Doordat ik niet goed kan lopen, heb ik een fantastische scootmobiel. Ik ben al helemaal bekend (of berucht, wie zal het zeggen), want ik cros door de hele stad met mijn hond Kibu naast mijn zijde. Ik doe ook boodschappen met mijn scootmobiel. Dat geeft me een enorme vrijheid. Ik kan niet te lang zitten, ongeveer 15 minuten. Na een scootmobieltrip moet ik dus altijd weer liggen. Dat heb ik wel moeten leren, om niet teveel te willen. En bij wat ik doe, dat ik op tijd moet stoppen. Als mijn scootmobiel stuk is, valt mijn hele vrijheid en onafhankelijkheid weg. Dan voel ik me pas echt gehandicapt.

Liggend hobby’en:
Mijn hobby’s worden eigenlijk voornamelijk liggend uitgevoerd. Ik moet roeien met de riemen die ik heb! Veel hobby’s kunnen toch echt wel liggend uitgevoerd worden. Neem nou computeren. Ik heb een laptop met draadloos internet, zodat ik liggend kan computeren. Overal is een oplossing voor te vinden. Meestal zijn dat nog simpele oplossingen ook.

Spasme aanvallen:
De spasme aanvallen zijn lastig, want die voel ik niet aankomen. Vaak begint het met mijn hand of trekkingen in mijn gezicht. Het is een naar gezicht voor andere mensen om mij te zien shaken. Ze moeten vooral zorgen dat ik me niet bezeer.

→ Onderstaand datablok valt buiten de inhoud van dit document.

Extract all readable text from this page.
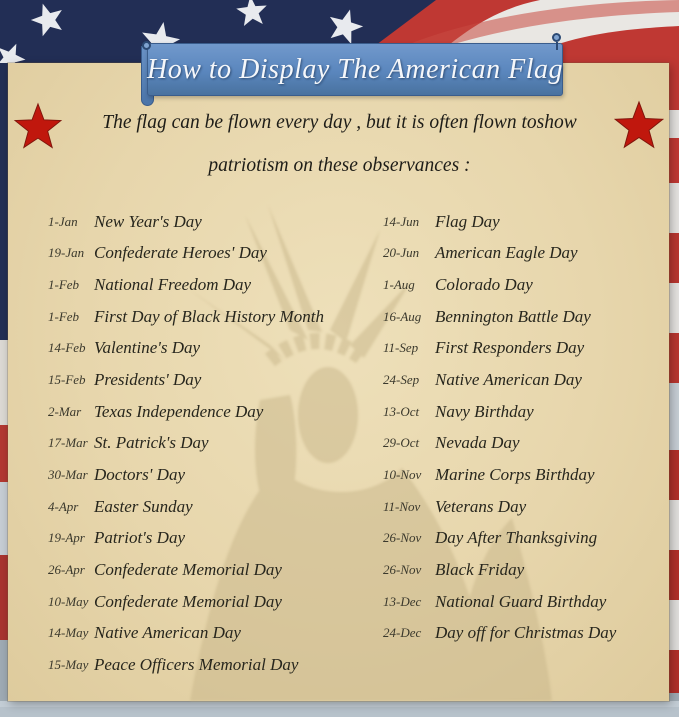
How to Display The American Flag
The flag can be flown every day , but it is often flown toshow
patriotism on these observances :
1-Jan New Year's Day
19-Jan Confederate Heroes' Day
1-Feb National Freedom Day
1-Feb First Day of Black History Month
14-Feb Valentine's Day
15-Feb Presidents' Day
2-Mar Texas Independence Day
17-Mar St. Patrick's Day
30-Mar Doctors' Day
4-Apr Easter Sunday
19-Apr Patriot's Day
26-Apr Confederate Memorial Day
10-May Confederate Memorial Day
14-May Native American Day
15-May Peace Officers Memorial Day
14-Jun Flag Day
20-Jun American Eagle Day
1-Aug	Colorado Day
16-Aug Bennington Battle Day
11-Sep First Responders Day
24-Sep Native American Day
13-Oct Navy Birthday
29-Oct Nevada Day
10-Nov Marine Corps Birthday
11-Nov Veterans Day
26-Nov Day After Thanksgiving
26-Nov Black Friday
13-Dec National Guard Birthday
24-Dec Day off for Christmas Day
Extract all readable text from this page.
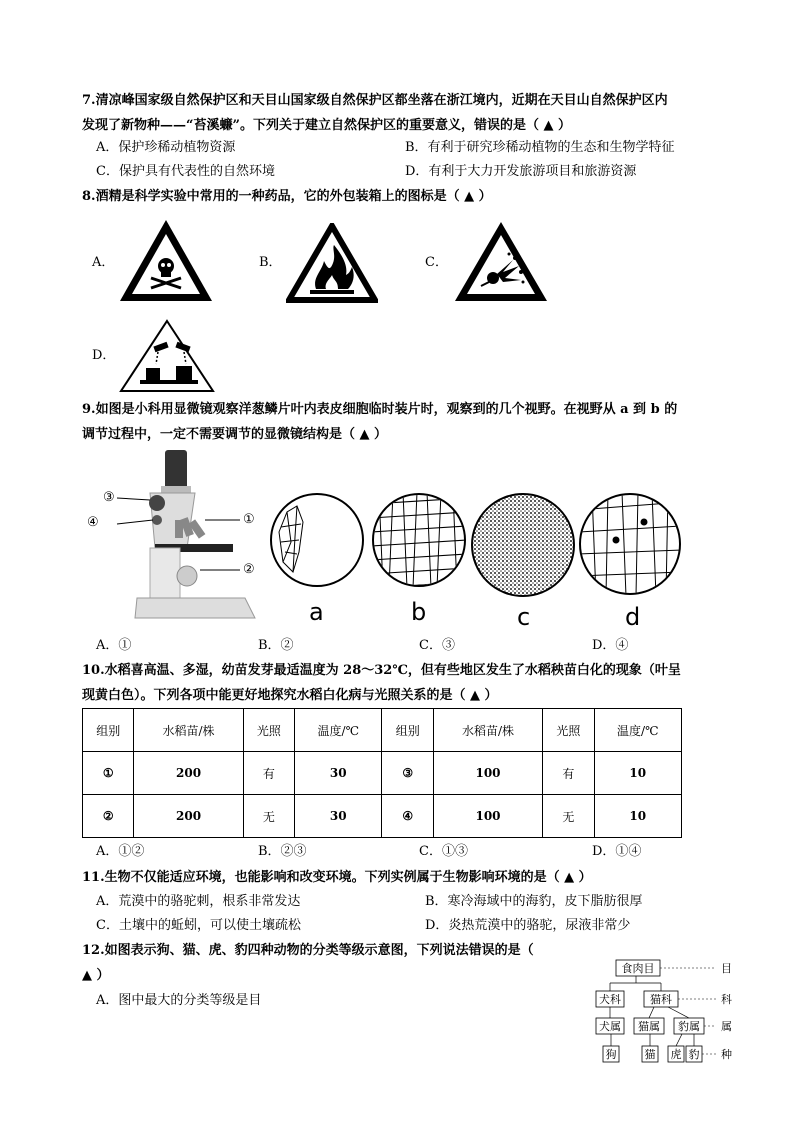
7.清凉峰国家级自然保护区和天目山国家级自然保护区都坐落在浙江境内，近期在天目山自然保护区内
发现了新物种——“苔溪蠊”。下列关于建立自然保护区的重要意义，错误的是（ ▲ ）
A．保护珍稀动植物资源	B．有利于研究珍稀动植物的生态和生物学特征
C．保护具有代表性的自然环境	D．有利于大力开发旅游项目和旅游资源
8.酒精是科学实验中常用的一种药品，它的外包装箱上的图标是（ ▲ ）
A．	B．	C．
D．
9.如图是小科用显微镜观察洋葱鳞片叶内表皮细胞临时装片时，观察到的几个视野。在视野从 a 到 b 的
调节过程中，一定不需要调节的显微镜结构是（ ▲ ）
③
④	①
②
a	b	c	d
A．①	B．②	C．③	D．④
10.水稻喜高温、多湿，幼苗发芽最适温度为 28～32℃，但有些地区发生了水稻秧苗白化的现象（叶呈
现黄白色）。下列各项中能更好地探究水稻白化病与光照关系的是（ ▲ ）
组别	水稻苗/株	光照	温度/℃	组别	水稻苗/株	光照	温度/℃
①	200	有	30	③	100	有	10
②	200	无	30	④	100	无	10
A．①②	B．②③	C．①③	D．①④
11.生物不仅能适应环境，也能影响和改变环境。下列实例属于生物影响环境的是（ ▲ ）
A．荒漠中的骆驼刺，根系非常发达	B．寒冷海域中的海豹，皮下脂肪很厚
C．土壤中的蚯蚓，可以使土壤疏松	D．炎热荒漠中的骆驼，尿液非常少
12.如图表示狗、猫、虎、豹四种动物的分类等级示意图，下列说法错误的是（
▲ ）
A．图中最大的分类等级是目
食肉目	目
犬科	猫科	科
犬属 猫属 豹属 属
狗	猫 虎 豹 种
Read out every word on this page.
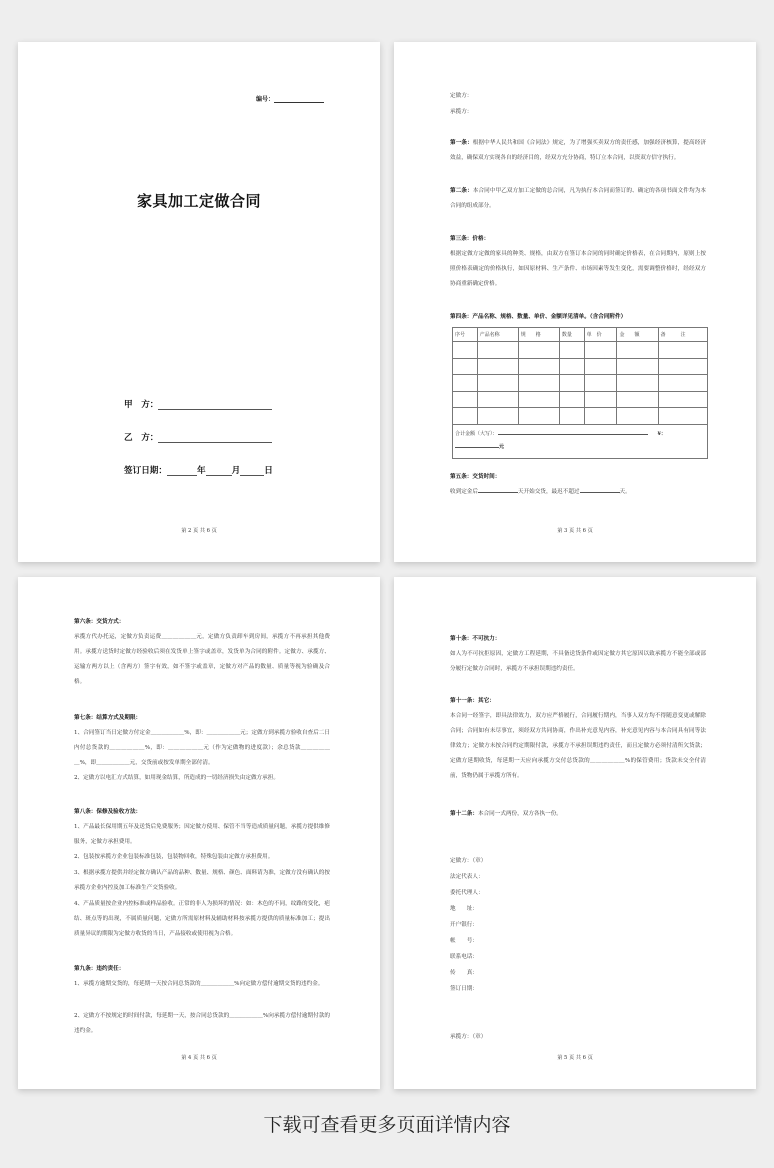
编号：
家具加工定做合同
甲　方：
乙　方：
签订日期：	年	月	日
第 2 页 共 6 页
定做方：
承揽方：
第一条：根据中华人民共和国《合同法》规定，为了增强买卖双方的责任感，加强经济核算，提高经济效益，确保双方实现各自的经济目的，经双方充分协商，特订立本合同，以资双方信守执行。
第二条：本合同中甲乙双方加工定做的总合同，凡为执行本合同而签订的、确定的各项书面文件均为本合同的组成部分。
第三条：价格：
根据定做方定做的家具的种类、规格，由双方在签订本合同的同时确定价格表，在合同期内，原则上按照价格表确定的价格执行，如因原材料、生产条件、市场因素等发生变化，需要调整价格时，经经双方协商重新确定价格。
第四条：产品名称、规格、数量、单价、金额详见清单。（含合同附件）
序号	产品名称	规　　格	数量	单　价	金　　额	备　　　注

合计金额（大写）： ¥：
元						
第五条：交货时间：
收到定金后	天开始交货，最迟不超过	天。
第 3 页 共 6 页
第六条：交货方式：
承揽方代办托运，定做方负责运费＿＿＿＿＿＿元，定做方负责卸车到房间，承揽方不再承担其他费用。承揽方送货时定做方经验收后须在发货单上签字或盖章，发货单为合同的附件。定做方、承揽方、运输方两方以上（含两方）签字有效，如不签字或盖章，定做方对产品的数量、质量等视为验确及合格。
第七条：结算方式及期限：
1、合同签订当日定做方付定金＿＿＿＿＿＿%，即：＿＿＿＿＿＿元；定做方到承揽方验收自查后二日内付总货款的＿＿＿＿＿＿%，即：＿＿＿＿＿＿元（作为定做物的进度款）；余总货款＿＿＿＿＿＿%，即＿＿＿＿＿＿元，交货前或按发单期全部付清。
2、定做方以电汇方式结算，如用现金结算，所造成的一切经济损失由定做方承担。
第八条：保修及验收方法：
1、产品最长保用期五年及送货后免费服务；因定做方使用、保管不当等造成质量问题，承揽方提供维修服务，定做方承担费用。
2、包装按承揽方企业包装标准包装，包装物回收，特殊包装由定做方承担费用。
3、根据承揽方提供并经定做方确认产品的品种、数量、规格、颜色、面料请为准，定做方没有确认的按承揽方企业内控及加工标准生产交货验收。
4、产品质量按企业内控标准或样品验收。正常的非人为损坏的情况：如：木色的不同，纹路的变化，疤结、斑点等的出现，不属质量问题，定做方所需原材料及辅助材料按承揽方提供的质量标准加工；提出质量异议的期限为定做方收货的当日，产品接收或使用视为合格。
第九条：违约责任：
1、承揽方逾期交货的，每延期一天按合同总货款的＿＿＿＿＿＿%向定做方偿付逾期交货的违约金。
2、定做方不按规定的时间付款，每延期一天，按合同总货款的＿＿＿＿＿＿%向承揽方偿付逾期付款的违约金。
第 4 页 共 6 页
第十条：不可抗力：
如人为不可抗拒原因，定做方工程延期，不具备送货条件或因定做方其它原因以致承揽方不能全部或部分履行定做方合同时，承揽方不承担误期违约责任。
第十一条：其它：
本合同一经签字，即具法律效力，双方应严格履行，合同履行期内，当事人双方均不得随意变更或解除合同；合同如有未尽事宜，须经双方共同协商，作出补充意见内容，补充意见内容与本合同具有同等法律效力；定做方未按合同约定期限付款，承揽方不承担误期违约责任，而且定做方必须付清所欠货款；定做方延期收货，每延期一天应向承揽方交付总货款的＿＿＿＿＿＿%的保管费用；货款未交全付清前，货物仍属于承揽方所有。
第十二条：本合同一式两份，双方各执一份。
定做方：（章）
法定代表人：
委托代理人：
地　　址：
开户银行：
帐　　号：
联系电话：
传　　真：
签订日期：
承揽方：（章）
第 5 页 共 6 页
下载可查看更多页面详情内容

Eerst durfde ik bijna nergens meer naar toe, vanwege de angst van een spasme aanval. Ook mijn man was huiverig. Die is bang dat ik me dan ga bezeren. Ik heb er zelf een weg in gevonden. Als ik heel moe ben, komt zo’n spasme aanval eerder. Ik ga dan niet weg. Meestal begint het met mijn hand, dus dan waarschuw ik de omgeving. Ik moet zeggen dat ik mijn weg wel gevonden heb daarin. De huisarts en omgeving vinden het vaak enger dan ik. Ik heb ook wel eens een spasme aanval gehad op straat of in de supermarkt. Mensen reageren dan vaak paniekerig. Hoe meer paniek hoe onrustiger ik weer word. Gelukkig kan ik meestal net op tijd aangeven wat ze moeten doen. Namelijk zorgen dat ik me niet bezeer en me gewoon uit laten spasmen. Mensen gaan me gelukkig niet uit de weg na zo’n aanval, omdat ik er zelf ook vrij luchtig mee om ga. Ik lach daarna weer en dat breekt het ijs. Het is gewoon een onderdeel van mijn leven. Het hoort erbij, maar ik laat me er niet door beperken!

Stotteren:
Op een of andere manier heb ik de meeste problemen met het stotteren. Dat is eigenlijk gek, gezien de ernst van de andere problemen. Door het stotteren merk ik dat ik het telefoneren uit de weg ga. Mensen kunnen me dan ook niet verstaan. Door de telefoon heb ik meer moeite met het stotteren dan als de mensen om me heen staan. Dan maak ik er maar een grapje van, en ga ik “hints” spelen. Ja, 2e lettergreep, klinkt als… Wederom door er zelf goed en luchtig mee om te gaan, is het voor mensen ook niet meer raar.

Medicijnen:
Ik slik twintig medicijnen per dag. Dat vind ik zelf veel te veel. Hopelijk wordt dat na mijn operatie minder. Ik ben de hele dag moe en suf. Het is dat ik de medicijnen nodig heb, maar ik vind het wel troep. En als het minder kan, zou ik dat graag willen. Hopelijk zorgt een operatie ervoor dat het aantal beperkt wordt.

Kernwoorden:
Kernwoorden in mijn leven omtrent het omgaan met mijn lichamelijke beperkingen zijn: Positief, oplossingen zoeken, roeien met de riemen die ik heb, kijken naar wat ik wel kan, zoveel mogelijk afleiding zoeken in de vorm van hobby’s, muziek e.d.

Door dit alles kan ik met mijn gezondheidsproblemen omgaan. Ik ben er positiever door geworden. Het laat me genieten van de kleine dingen wat ik voorheen minder deed. Het hoort bij me, en ik heb het geaccepteerd.